A spokesman for the SEC declined to comment on whether the commission is considering requiring corporations to disclose security measures.

Darryl Moody, president and chief operating officer of Resilient Corp., a Washington, D.C.-based security consulting firm, agrees that there is a need to improve corporate awareness and openness.

“What I have seen in the marketplace, as soon as you say it’s a homeland security initiative, they tighten up. They don’t want to hear it,” Moody said.

Building a Buzzword
Companies operating outside of the nation’s financial and government centers typically view security measures as overhead, and overhead squeezes the bottom line, he said. Some simply opt to buy terrorism insurance instead of making the investment.

To solve this problem, Moody has proposed creating a market index based on corporate “resilience,” or the ability to maintain operations or recover from a detrimental event — not unlike what Wall Street has done in rating corporations on their levels of ethical and social responsibility. His plan provides benchmarks for company comparisons and provides more intelligence than such indices often do. For example, it goes beyond merely examining a company’s security measures. Instead, each business receives a composite score based on a detailed analysis of several business functions, including an accounting of its risk-management plans, supply chain management, financial stability, and compliance with established legal guidelines, among other things.

Companies that score well typically perform well on the stock market, he said.

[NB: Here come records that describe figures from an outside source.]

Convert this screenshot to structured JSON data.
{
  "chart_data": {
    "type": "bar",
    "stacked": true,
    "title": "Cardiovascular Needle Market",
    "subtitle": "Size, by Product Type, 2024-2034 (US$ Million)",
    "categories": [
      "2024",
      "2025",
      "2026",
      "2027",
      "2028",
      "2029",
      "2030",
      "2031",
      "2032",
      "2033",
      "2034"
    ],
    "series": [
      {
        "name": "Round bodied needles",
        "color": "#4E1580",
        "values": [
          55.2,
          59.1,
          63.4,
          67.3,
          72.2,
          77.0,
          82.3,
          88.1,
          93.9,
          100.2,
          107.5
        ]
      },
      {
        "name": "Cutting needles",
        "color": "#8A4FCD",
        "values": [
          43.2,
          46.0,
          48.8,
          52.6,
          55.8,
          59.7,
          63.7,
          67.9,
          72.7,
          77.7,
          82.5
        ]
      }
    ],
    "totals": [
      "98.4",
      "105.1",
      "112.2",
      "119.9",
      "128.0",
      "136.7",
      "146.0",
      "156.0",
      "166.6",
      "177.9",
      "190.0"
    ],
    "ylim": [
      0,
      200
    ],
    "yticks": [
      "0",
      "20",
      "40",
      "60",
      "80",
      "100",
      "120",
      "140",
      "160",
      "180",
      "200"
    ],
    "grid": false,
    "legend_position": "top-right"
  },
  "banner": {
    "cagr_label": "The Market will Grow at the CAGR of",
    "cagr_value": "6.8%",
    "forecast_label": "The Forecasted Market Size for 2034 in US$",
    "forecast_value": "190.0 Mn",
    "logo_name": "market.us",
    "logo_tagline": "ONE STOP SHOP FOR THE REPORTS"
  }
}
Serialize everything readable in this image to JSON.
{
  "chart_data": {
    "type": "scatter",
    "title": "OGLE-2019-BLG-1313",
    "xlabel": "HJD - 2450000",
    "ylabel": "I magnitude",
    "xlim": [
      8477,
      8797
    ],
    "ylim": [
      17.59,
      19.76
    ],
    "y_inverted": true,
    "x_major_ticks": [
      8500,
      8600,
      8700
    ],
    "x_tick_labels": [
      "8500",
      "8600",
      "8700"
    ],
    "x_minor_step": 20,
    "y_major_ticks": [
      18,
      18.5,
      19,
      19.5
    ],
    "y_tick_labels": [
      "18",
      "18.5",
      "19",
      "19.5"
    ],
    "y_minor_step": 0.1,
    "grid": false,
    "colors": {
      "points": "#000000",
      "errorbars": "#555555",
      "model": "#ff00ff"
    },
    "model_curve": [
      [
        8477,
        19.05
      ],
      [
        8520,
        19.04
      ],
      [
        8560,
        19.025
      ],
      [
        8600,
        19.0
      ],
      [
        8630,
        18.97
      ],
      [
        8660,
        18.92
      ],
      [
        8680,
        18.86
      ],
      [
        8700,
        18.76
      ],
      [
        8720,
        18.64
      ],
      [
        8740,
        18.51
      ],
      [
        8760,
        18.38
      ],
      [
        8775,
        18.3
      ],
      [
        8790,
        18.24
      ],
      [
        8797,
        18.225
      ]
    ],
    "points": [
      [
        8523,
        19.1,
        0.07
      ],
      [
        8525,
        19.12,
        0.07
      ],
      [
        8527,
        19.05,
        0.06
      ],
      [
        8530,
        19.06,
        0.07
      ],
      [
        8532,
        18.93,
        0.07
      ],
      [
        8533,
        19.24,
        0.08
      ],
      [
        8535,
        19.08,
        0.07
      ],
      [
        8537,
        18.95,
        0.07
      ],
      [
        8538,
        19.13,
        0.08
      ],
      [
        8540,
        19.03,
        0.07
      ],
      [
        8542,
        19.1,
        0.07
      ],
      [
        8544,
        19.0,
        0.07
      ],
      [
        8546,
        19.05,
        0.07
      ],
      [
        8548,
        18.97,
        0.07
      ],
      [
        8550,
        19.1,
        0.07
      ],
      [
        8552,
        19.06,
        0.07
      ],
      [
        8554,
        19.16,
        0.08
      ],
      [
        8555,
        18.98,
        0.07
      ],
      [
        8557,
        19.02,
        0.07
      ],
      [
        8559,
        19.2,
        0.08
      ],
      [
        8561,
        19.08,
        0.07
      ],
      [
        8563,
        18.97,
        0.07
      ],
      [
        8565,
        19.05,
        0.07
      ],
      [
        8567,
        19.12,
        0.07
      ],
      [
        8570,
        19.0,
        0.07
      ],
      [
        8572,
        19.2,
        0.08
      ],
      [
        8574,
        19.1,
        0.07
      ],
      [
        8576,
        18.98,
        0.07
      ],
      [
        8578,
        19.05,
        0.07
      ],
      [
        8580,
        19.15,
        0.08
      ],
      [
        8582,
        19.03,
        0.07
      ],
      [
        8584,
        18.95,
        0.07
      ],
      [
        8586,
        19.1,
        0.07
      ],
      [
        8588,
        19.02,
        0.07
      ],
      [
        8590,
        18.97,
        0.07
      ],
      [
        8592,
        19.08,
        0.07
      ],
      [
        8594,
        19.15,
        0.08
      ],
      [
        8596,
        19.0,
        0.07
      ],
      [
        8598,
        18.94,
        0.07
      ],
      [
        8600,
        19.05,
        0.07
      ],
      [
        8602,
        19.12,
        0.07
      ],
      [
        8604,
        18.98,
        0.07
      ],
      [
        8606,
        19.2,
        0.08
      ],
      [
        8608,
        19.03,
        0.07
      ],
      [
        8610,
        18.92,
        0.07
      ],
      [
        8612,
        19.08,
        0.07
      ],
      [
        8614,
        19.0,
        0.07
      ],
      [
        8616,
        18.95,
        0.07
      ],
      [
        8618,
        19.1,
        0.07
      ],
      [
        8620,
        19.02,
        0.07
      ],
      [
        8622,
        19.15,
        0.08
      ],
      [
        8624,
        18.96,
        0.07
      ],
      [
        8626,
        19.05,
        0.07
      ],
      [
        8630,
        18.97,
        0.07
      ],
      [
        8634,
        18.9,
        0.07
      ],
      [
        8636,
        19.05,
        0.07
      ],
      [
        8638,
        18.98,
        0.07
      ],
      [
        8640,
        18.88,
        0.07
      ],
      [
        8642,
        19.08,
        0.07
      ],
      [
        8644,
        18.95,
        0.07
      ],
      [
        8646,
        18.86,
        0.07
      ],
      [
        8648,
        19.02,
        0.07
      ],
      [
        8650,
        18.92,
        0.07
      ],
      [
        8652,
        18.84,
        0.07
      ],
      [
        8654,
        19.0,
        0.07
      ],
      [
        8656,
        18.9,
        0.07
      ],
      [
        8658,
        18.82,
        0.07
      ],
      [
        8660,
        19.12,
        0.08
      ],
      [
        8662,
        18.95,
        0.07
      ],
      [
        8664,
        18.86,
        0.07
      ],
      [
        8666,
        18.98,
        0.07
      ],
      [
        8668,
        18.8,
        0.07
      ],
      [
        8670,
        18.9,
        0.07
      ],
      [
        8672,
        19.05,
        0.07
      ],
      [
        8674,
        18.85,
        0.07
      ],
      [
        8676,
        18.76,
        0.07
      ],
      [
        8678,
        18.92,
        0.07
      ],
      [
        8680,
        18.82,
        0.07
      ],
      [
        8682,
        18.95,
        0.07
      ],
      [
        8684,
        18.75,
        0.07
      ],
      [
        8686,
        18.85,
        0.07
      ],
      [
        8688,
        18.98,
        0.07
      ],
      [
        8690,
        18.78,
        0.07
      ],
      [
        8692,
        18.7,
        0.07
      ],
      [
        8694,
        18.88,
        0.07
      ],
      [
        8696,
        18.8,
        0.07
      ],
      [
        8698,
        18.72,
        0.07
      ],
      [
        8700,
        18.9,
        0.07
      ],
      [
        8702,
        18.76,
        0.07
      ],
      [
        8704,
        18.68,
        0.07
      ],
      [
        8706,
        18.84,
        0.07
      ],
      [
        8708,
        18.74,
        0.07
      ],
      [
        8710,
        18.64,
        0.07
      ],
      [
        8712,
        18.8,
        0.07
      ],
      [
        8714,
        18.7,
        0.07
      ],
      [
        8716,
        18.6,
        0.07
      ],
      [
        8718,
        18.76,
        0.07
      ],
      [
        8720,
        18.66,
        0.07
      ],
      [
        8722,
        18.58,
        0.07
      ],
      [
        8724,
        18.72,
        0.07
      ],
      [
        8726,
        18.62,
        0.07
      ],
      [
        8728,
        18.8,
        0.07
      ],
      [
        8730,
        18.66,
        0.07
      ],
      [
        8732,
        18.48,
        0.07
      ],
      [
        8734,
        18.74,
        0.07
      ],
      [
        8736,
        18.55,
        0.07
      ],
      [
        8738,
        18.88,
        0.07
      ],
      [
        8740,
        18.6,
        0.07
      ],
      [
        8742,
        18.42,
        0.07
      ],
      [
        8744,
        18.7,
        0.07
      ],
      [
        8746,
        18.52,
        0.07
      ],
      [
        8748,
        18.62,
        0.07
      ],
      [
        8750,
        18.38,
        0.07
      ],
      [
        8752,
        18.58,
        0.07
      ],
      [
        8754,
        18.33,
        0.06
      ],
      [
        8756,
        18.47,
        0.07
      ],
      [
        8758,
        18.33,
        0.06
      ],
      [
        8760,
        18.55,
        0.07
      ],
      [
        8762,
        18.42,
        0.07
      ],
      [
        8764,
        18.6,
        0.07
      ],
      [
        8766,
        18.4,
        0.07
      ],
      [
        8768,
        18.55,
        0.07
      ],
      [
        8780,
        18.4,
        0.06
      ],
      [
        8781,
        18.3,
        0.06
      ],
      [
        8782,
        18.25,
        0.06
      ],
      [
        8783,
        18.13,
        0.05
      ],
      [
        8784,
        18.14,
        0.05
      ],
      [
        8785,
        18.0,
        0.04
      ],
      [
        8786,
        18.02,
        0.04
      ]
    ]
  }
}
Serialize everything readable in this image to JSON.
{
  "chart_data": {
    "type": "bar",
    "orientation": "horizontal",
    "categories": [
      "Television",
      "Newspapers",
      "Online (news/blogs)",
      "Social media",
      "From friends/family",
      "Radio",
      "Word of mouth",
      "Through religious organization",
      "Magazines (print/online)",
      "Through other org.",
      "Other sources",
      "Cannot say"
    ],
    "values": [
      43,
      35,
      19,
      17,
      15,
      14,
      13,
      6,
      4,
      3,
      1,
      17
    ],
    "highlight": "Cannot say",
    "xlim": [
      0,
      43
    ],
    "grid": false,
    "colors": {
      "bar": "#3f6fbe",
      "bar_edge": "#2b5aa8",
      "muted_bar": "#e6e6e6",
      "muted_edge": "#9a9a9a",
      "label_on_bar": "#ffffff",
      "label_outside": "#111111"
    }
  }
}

For example, one portfolio of 70 highly resilient companies produced by Columbia Partners, a Chevy Chase, Md., management consulting firm, showed a nearly 100 percent improvement in stock performance over less resilient businesses, Moody said.

“The fact is that companies that have disruptions underperform, and what we’ve been working on is turning it around to understand those factors that lead to resilience,” said Dunlop Scott, Columbia Partners’ president and chief operating officer. Although the model, which focuses on companies with resilient supply chains, will need more work before any investment claims can be made, he said, “preliminary work shows the companies that seem to demonstrate resilience significantly outperform their peers.”

Members of Congress, including House Homeland Security Committee Chairman Bennie Thompson, D-Miss., are looking into the issue.

“We need to create incentives to encourage the private sector to secure and protect itself without affecting the flow of commerce,” Thompson said. “I have directed my committee staff to thoroughly examine this. Creating resiliency within critical infrastructure appears to be an effective way to bolster both security and economic prosperity. We can — and we must — secure our infrastructure and ensure commerce at the same time.”

Hyatt CEO Pritzker agreed. Speaking at a Center for Strategic and International Studies conference in Washington in late October, he said his task after the Nov. 9, 2005, attacks in Jordan was to develop a viable security strategy for his company and employees without being overly disruptive to business.

Pritzker wants the U.S. government to maintain a similar mindset.

“Being in the business I’m in, I sometimes wonder whether the U.S. is involved in a war on terrorism or a war on tourism,” Pritzker said.

“We see the effects of the approach of the government and worry that it’s developing too tight a screen in terms of visitors coming to the U.S. I know that homeland security people, Secretary Chertoff, are very aware of this, they’re very concerned about it, and they’re trying very hard to strike an appropriate balance. But whether it’s in the U.S or in Europe or in Asia, that economic consequence is one that needs to be grappled with and dealt with in a balanced fashion.”